A Salt Lake City landmark that introduced New Formalism to the Intermountain West.
Photo circa 1955
Courtesy of the Utah Historical Society
In 1962, Salt Lake City set out to revitalize its downtown core. Imagining a modern city that would integrate transportation, business, entertainment, and recreation, the city’s Second Century Plan called for the creation of parks, courts, a civic center—and a library. EDA’s design for the Main Public Library building—today occupied by The Leonardo museum—would become an iconic architectural work, and introduce the New Formalist style to the city and the state.
Sited opposite Salt Lake City’s romanesque-revival City Hall Building, the Main Public Library needed to complement the ornate architecture of its neighbor while offering an inspiring vision for the future of Salt Lake’s built environment. More than just a building, the project aimed to create a cultural institution: a destination for education and knowledge, designed to project the city’s renewed aspirations and built to endure.

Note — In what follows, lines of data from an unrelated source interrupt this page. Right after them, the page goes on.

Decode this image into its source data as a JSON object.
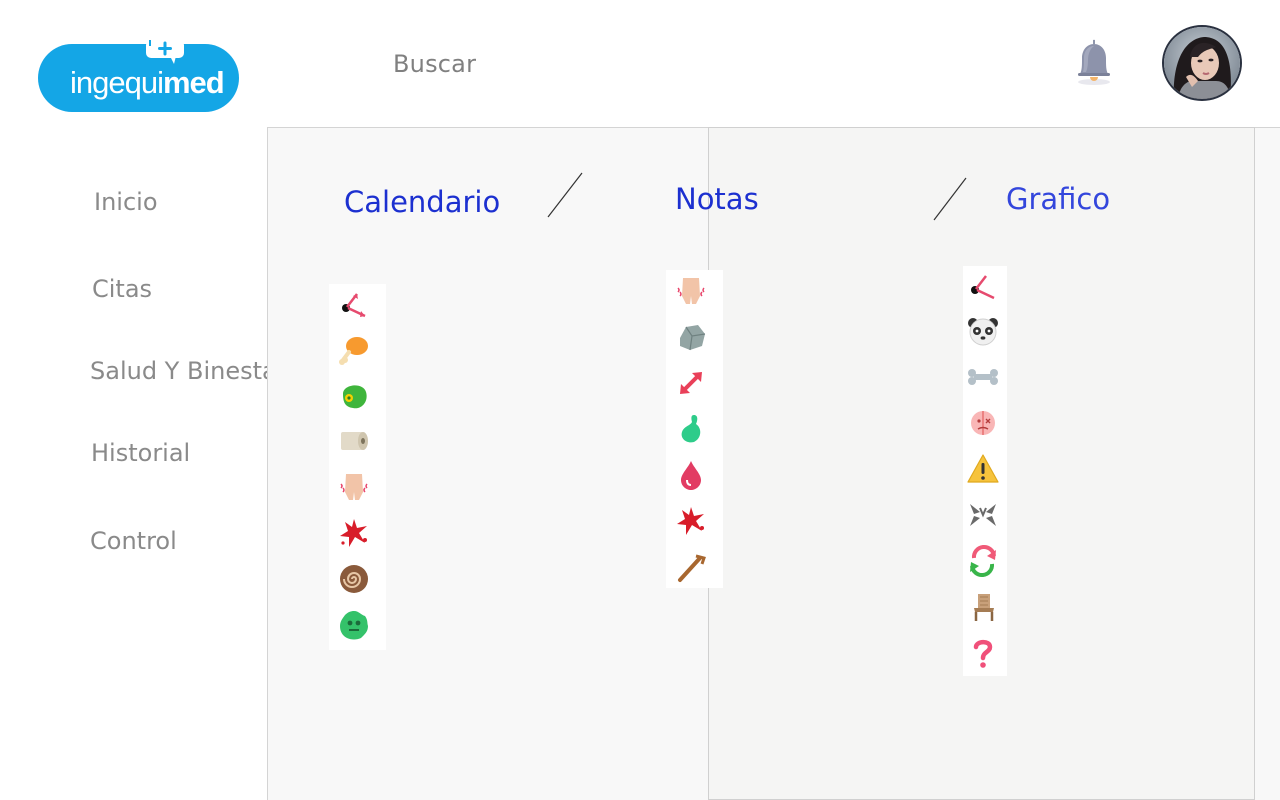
{
  "brand": {
    "logo_light": "ingequi",
    "logo_bold": "med",
    "color": "#14a6e6"
  },
  "header": {
    "search_label": "Buscar"
  },
  "sidebar": {
    "items": [
      {
        "label": "Inicio"
      },
      {
        "label": "Citas"
      },
      {
        "label": "Salud Y Binestar"
      },
      {
        "label": "Historial"
      },
      {
        "label": "Control"
      }
    ]
  },
  "tabs": [
    {
      "label": "Calendario"
    },
    {
      "label": "Notas"
    },
    {
      "label": "Grafico"
    }
  ],
  "colors": {
    "tab_text": "#1c30d0",
    "nav_text": "#8a8a8a"
  },
  "icon_columns": {
    "calendario": [
      "clock-hands-icon",
      "chicken-leg-icon",
      "cell-icon",
      "toilet-paper-icon",
      "body-ache-icon",
      "blood-splat-icon",
      "spiral-icon",
      "virus-icon"
    ],
    "notas": [
      "body-ache-icon",
      "rock-icon",
      "expand-arrows-icon",
      "green-drop-icon",
      "blood-drop-icon",
      "blood-splat-icon",
      "stick-icon"
    ],
    "grafico": [
      "clock-hands-icon",
      "panda-icon",
      "bone-icon",
      "sick-face-icon",
      "warning-icon",
      "broken-icon",
      "refresh-icon",
      "chair-icon",
      "question-icon"
    ]
  }
}
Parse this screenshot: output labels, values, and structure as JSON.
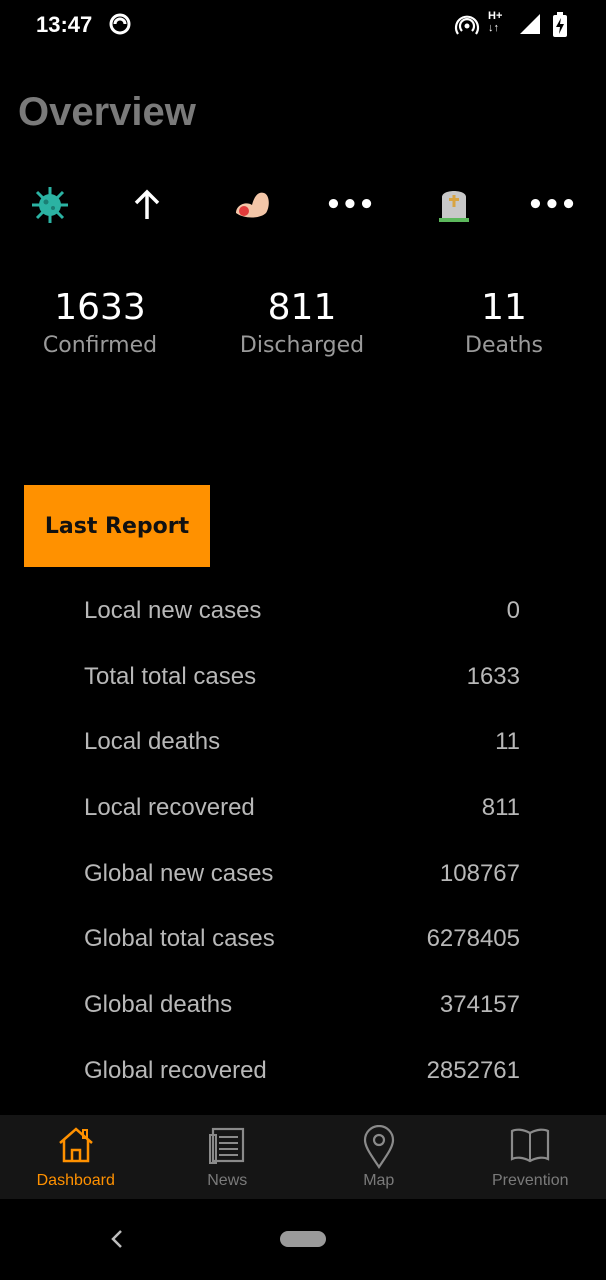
{
  "status_bar": {
    "time": "13:47",
    "network_label": "H+"
  },
  "page": {
    "title": "Overview"
  },
  "icons": [
    "virus-icon",
    "arrow-up-icon",
    "flexed-biceps-icon",
    "more-icon",
    "headstone-icon",
    "more-icon"
  ],
  "stats": {
    "confirmed": {
      "value": "1633",
      "label": "Confirmed"
    },
    "discharged": {
      "value": "811",
      "label": "Discharged"
    },
    "deaths": {
      "value": "11",
      "label": "Deaths"
    }
  },
  "last_report": {
    "button_label": "Last Report",
    "rows": [
      {
        "label": "Local new cases",
        "value": "0"
      },
      {
        "label": "Total total cases",
        "value": "1633"
      },
      {
        "label": "Local deaths",
        "value": "11"
      },
      {
        "label": "Local recovered",
        "value": "811"
      },
      {
        "label": "Global new cases",
        "value": "108767"
      },
      {
        "label": "Global total cases",
        "value": "6278405"
      },
      {
        "label": "Global deaths",
        "value": "374157"
      },
      {
        "label": "Global recovered",
        "value": "2852761"
      }
    ]
  },
  "bottom_nav": {
    "dashboard": "Dashboard",
    "news": "News",
    "map": "Map",
    "prevention": "Prevention",
    "active": "dashboard"
  },
  "colors": {
    "accent": "#ff9100",
    "background": "#000000",
    "nav_background": "#151515"
  }
}
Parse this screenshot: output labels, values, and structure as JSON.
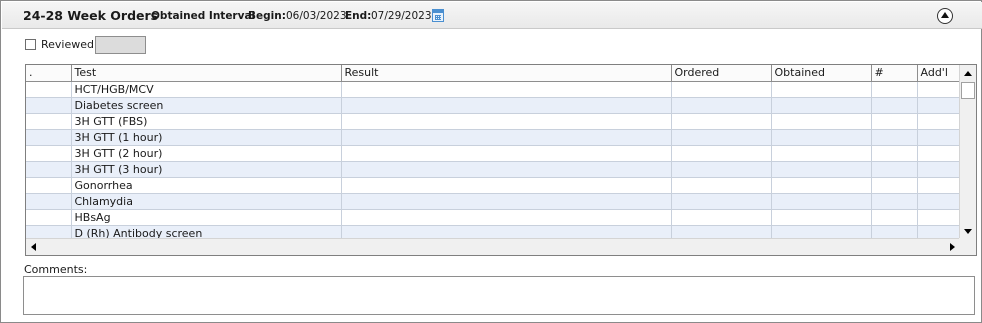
{
  "header": {
    "title": "24-28 Week Orders",
    "interval_label": "Obtained Interval",
    "begin_label": "Begin:",
    "begin_value": "06/03/2023",
    "end_label": "End:",
    "end_value": "07/29/2023",
    "calendar_icon": "calendar-icon",
    "collapse_icon": "collapse-up-icon"
  },
  "reviewed": {
    "label": "Reviewed",
    "checked": false,
    "value": ""
  },
  "grid": {
    "columns": [
      ".",
      "Test",
      "Result",
      "Ordered",
      "Obtained",
      "#",
      "Add'l"
    ],
    "rows": [
      {
        "test": "HCT/HGB/MCV"
      },
      {
        "test": "Diabetes screen"
      },
      {
        "test": "3H GTT (FBS)"
      },
      {
        "test": "3H GTT (1 hour)"
      },
      {
        "test": "3H GTT (2 hour)"
      },
      {
        "test": "3H GTT (3 hour)"
      },
      {
        "test": "Gonorrhea"
      },
      {
        "test": "Chlamydia"
      },
      {
        "test": "HBsAg"
      },
      {
        "test": "D (Rh) Antibody screen"
      }
    ]
  },
  "comments": {
    "label": "Comments:",
    "value": ""
  },
  "colors": {
    "row_alt": "#e9eff9",
    "header_bg": "#e9e9e9",
    "accent": "#4a8fd0"
  }
}
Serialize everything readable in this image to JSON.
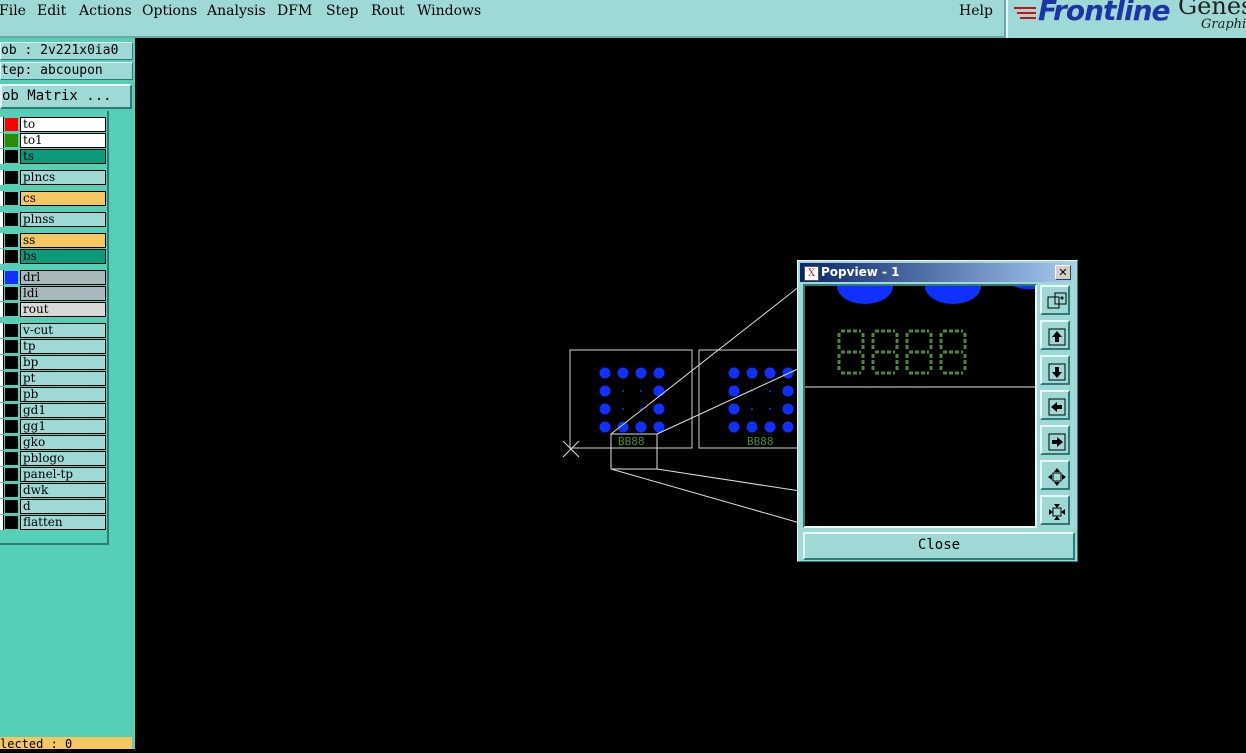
{
  "menubar": {
    "items": [
      "File",
      "Edit",
      "Actions",
      "Options",
      "Analysis",
      "DFM",
      "Step",
      "Rout",
      "Windows"
    ],
    "help": "Help"
  },
  "logo": {
    "brand": "Frontline",
    "product": "Genesi",
    "subtitle": "Graphic"
  },
  "panel": {
    "job": "ob : 2v221x0ia0",
    "step": "tep: abcoupon",
    "matrix_button": "ob Matrix ...",
    "selected": "lected : 0"
  },
  "layers": [
    {
      "name": "to",
      "bg": "#ffffff",
      "swatch": "#ff0000"
    },
    {
      "name": "to1",
      "bg": "#ffffff",
      "swatch": "#2e8b00"
    },
    {
      "name": "ts",
      "bg": "#0d9a7a",
      "swatch": "#000000"
    },
    {
      "name": "plncs",
      "bg": "#9fd9d6",
      "swatch": "#000000"
    },
    {
      "name": "cs",
      "bg": "#f6c760",
      "swatch": "#000000"
    },
    {
      "name": "plnss",
      "bg": "#9fd9d6",
      "swatch": "#000000"
    },
    {
      "name": "ss",
      "bg": "#f6c760",
      "swatch": "#000000"
    },
    {
      "name": "bs",
      "bg": "#0d9a7a",
      "swatch": "#000000"
    },
    {
      "name": "drl",
      "bg": "#a8b8bc",
      "swatch": "#1030ff"
    },
    {
      "name": "ldi",
      "bg": "#a8b8bc",
      "swatch": "#000000"
    },
    {
      "name": "rout",
      "bg": "#d8d8d8",
      "swatch": "#000000"
    },
    {
      "name": "v-cut",
      "bg": "#9fd9d6",
      "swatch": "#000000"
    },
    {
      "name": "tp",
      "bg": "#9fd9d6",
      "swatch": "#000000"
    },
    {
      "name": "bp",
      "bg": "#9fd9d6",
      "swatch": "#000000"
    },
    {
      "name": "pt",
      "bg": "#9fd9d6",
      "swatch": "#000000"
    },
    {
      "name": "pb",
      "bg": "#9fd9d6",
      "swatch": "#000000"
    },
    {
      "name": "gd1",
      "bg": "#9fd9d6",
      "swatch": "#000000"
    },
    {
      "name": "gg1",
      "bg": "#9fd9d6",
      "swatch": "#000000"
    },
    {
      "name": "gko",
      "bg": "#9fd9d6",
      "swatch": "#000000"
    },
    {
      "name": "pblogo",
      "bg": "#9fd9d6",
      "swatch": "#000000"
    },
    {
      "name": "panel-tp",
      "bg": "#9fd9d6",
      "swatch": "#000000"
    },
    {
      "name": "dwk",
      "bg": "#9fd9d6",
      "swatch": "#000000"
    },
    {
      "name": "d",
      "bg": "#9fd9d6",
      "swatch": "#000000"
    },
    {
      "name": "flatten",
      "bg": "#9fd9d6",
      "swatch": "#000000"
    }
  ],
  "canvas": {
    "board_label_1": "BB88",
    "board_label_2": "BB88",
    "pad_color": "#1030ff",
    "text_color": "#4a8a30"
  },
  "popview": {
    "title": "Popview - 1",
    "close_label": "Close",
    "digits": "8888",
    "tools": [
      "zoom-box-icon",
      "pan-up-icon",
      "pan-down-icon",
      "pan-left-icon",
      "pan-right-icon",
      "zoom-in-icon",
      "zoom-fit-icon"
    ]
  }
}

As the main branch of the Salt Lake City Library System, the building would house over 700,000 volumes, a fine arts department, and a rare books collection. In addition, the design would provide a 500 seat auditorium, and parking and storage for library and employee vehicles. EDA set out to carefully solve for these functional requirements, while creating a timeless design that would enable the building to evolve.
To establish the Library’s identity as a cultural institution, the five-story building stands on a stylobate (raised platform), evocative of classical greek architecture but executed in the refined modernist style of New Formalism. Precast concrete panels on the building’s upper floors seem to float above a glass-sheathed ground story, lending the building a light, yet solid appearance. This clean, rectilinear plan culminates in a glass-walled fifth story, topped with a flat projecting roofline.
To create a modernist building that could stand up to the mountains, EDA depended on regionally sourced materials. Masonry’s durability, ready availability, and thermal qualities had made it the preferred building material in Utah dating back to the pioneers. Sheathing the building in locally produced, precast concrete panels represented an elegant and modern reinterpretation of this tradition. It also allowed for one of the building’s most distinctive features: the integrated sculpture Songs of Innocence that highlights the building’s entrance.
Produced in collaboration with the artist Jo Roeper—a nationally renowned sculptor who was teaching at the University of Utah at the time—this abstract piece represents an early collaborative work of modern art and architecture in Utah. Cast from the same material and by the same company as the building’s exterior panels, the piece is completely integrated into the architecture of the building. Emblematic of the building as a whole, it pays homage to traditions of cultural expression in civic buildings that go back millennia—executed in a thoroughly modern way.
The founders of EDA would revisit this signature New Formalist style in their historic renovation of the Weber County Public Library.